Authors: Butor, C  Griffiths, G  Aronson NN, JR  Varki, A 
Citation: Butor C, etal., J Cell Sci. 1995 Jun;108 ( Pt 6):2213-9.
RGD ID: 1598777
Pubmed: PMID:7673341   (View Abstract at PubMed)

Lysosomes are traditionally defined by their acidic interior, their content of degradative 'acid hydrolases', and the presence of distinctive membrane proteins. Terminal degradation of the N-linked oligosaccharides of glycoproteins takes place in lysosomes, and involves several hydrolases, many of which are known to have acidic pH optima. However, a sialic acid-specific 9-O-acetyl-esterase and a glycosyl-N-asparaginase, which degrade the outer- and inner-most linkages of N-linked oligosaccharides, respectively, both have pH optima in the neutral to alkaline range. By immunoelectron microscopy, these enzymes co-localize in lysosomes with several conventional acid hydrolases and with lysosomal membrane glycoproteins.
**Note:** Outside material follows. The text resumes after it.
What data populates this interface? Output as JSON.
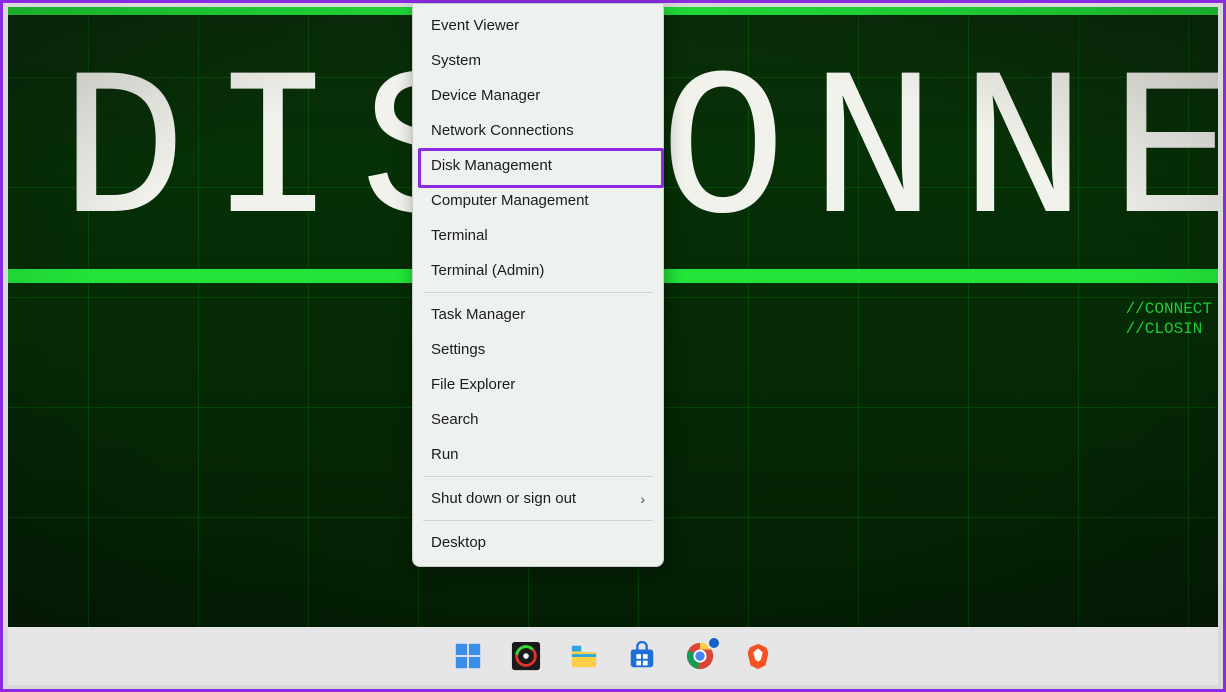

Factors modifying the pH/activity profiles of these enzymes could not be found in lysosomal extracts. Thus, the function of the enzymes with neutral pH optima must depend either upon their minimal residual activity at acidic pH, or upon the possibility that lysosomes are not always strongly acidic. Indeed, when lysosomes are marked in living cells by uptake of fluorescently labeled mannose 6-phosphorylated proteins, the labeled organelles do not all rapidly accumulate Acridine Orange, a vital stain that is specific for acidic compartments. One plausible explanation is that lysosomal pH fluctuates, allowing hydrolytic enzymes with a wide range of pH optima to efficiently degrade macromolecules.